Whenever I mention that I got stung 22 times in one place, someone asks, “How did you do it?” as if it were a special skill of some sort. Truth to tell, it was quite easy.
It was a warm April morning that smelled of earthworms and spring onions. Stellar jays screamed at each other, flashing blue and hungry in the branches above. I was preparing a hive for section supers and I needed to consolidate two brood boxes into one. I chose a hive that was boiling with bees, removed the cover, and cracked loose the top box on all four sides. But when I lifted one end, I realized it was crazy heavy.
My can-do attitude gets me in trouble sometimes. Although I knew the box was way too heavy for me, I decided to move it anyway. I got a firm grip on the handholds, breathed in a fresh supply of oxygen, and move it I did. In fact, I had it nearly six inches from the hive before I realized I couldn’t sustain it. No way. No how. I couldn’t go forward and I couldn’t go back.
So, I dropped it. Actually, “drop” is too strong a word. I never let go while it made a rapid and uncontrolled descent to the ground, landing with a thud two inches from my left ankle. It’s hard to explain what happened next.
I don’t recall individual stings. Even before I managed to stand upright, my ankle was afire. It burned and throbbed as if immersed in a pail of boiling water. In the first few seconds, I couldn’t move. The pain felt like the time I fractured my leg into several irregular units. I stood there, immobile, while the bees continued to nail it.
Somehow, I finally found the wherewithal to move. I hobbled down the path toward home, grasping my ankle as I went. The heat bore through my sock and the leg of my jeans. I massaged the burning skin between steps, cussing the whole time. After I ran out of four-letter words, I began using the same one over and over.
Inside the house, I clasped my knee to my chest and rolled into a ball on the floor. When I finally took a peek, I couldn’t see individual welts because they all melded together into one pulsating coal bed. The choking scent of alarm pheromone rose from my clothes as a few errant bees continued to express their dislike for the whole dropping-the-nursery thing.
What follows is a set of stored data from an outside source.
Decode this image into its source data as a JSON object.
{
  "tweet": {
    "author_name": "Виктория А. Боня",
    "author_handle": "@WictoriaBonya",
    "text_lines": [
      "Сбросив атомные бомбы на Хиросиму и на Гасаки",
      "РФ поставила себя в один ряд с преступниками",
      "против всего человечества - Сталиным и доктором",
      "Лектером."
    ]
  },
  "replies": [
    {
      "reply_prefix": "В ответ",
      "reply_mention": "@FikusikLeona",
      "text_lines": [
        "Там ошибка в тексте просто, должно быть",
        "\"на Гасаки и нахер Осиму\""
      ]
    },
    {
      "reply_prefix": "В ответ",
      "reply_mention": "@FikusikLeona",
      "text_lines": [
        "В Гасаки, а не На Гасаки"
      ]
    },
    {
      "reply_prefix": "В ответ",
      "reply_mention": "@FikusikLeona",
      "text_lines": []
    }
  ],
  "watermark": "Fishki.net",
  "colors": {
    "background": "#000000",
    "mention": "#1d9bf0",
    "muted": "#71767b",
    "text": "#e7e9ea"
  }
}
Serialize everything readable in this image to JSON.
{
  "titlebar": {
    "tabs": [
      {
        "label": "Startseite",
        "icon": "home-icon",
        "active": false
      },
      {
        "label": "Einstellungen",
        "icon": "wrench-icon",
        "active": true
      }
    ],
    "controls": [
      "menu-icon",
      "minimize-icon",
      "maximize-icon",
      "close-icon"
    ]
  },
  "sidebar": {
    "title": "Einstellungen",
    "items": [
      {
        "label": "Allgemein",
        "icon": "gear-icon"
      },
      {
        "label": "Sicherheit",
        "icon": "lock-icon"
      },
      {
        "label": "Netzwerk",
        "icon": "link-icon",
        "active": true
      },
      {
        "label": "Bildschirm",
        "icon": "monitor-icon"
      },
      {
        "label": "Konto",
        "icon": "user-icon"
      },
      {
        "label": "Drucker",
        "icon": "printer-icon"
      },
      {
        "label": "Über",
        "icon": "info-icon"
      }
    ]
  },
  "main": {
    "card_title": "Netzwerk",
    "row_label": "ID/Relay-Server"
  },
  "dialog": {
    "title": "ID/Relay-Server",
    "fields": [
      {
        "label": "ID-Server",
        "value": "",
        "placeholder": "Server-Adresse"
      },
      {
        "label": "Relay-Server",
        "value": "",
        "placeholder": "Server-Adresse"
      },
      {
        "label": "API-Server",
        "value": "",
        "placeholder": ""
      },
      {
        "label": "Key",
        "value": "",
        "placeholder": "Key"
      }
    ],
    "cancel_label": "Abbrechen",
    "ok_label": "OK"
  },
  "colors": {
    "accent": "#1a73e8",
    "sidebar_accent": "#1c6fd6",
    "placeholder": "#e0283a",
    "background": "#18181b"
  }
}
It was only then that I discovered stings on my hands, wrist, knee. In fact, my clothes buzzed with displeasure.
Later, when the pain subsided, I sat on the floor and pulled stingers from my skin. I counted 22 in my ankle, and that’s the number I always use. But I had massaged and rubbed and scraped my leg so many times that I actually have no idea; it could have been 50 or 100 for all I know. And I never counted the miscellaneous ones on other body parts because, like crumbs from a sandwich, they didn’t seem to matter.
But I couldn’t sit around feeling sorry for myself because up on the hill the brood box was lying unattended in the grass, the hive was open, and hoards of unhappy bees were dipping and soaring in the April sunshine. I routed around in my closet and found woolly legwarmers left over from my skating days. I pulled these over my jeans and returned to care for my bees.
Now, many years later, I still wear those silly legwarmers when the conditions seem ripe. It’s all part of the “I love bees, but beekeeping not so much” attitude that I can never manage to shake.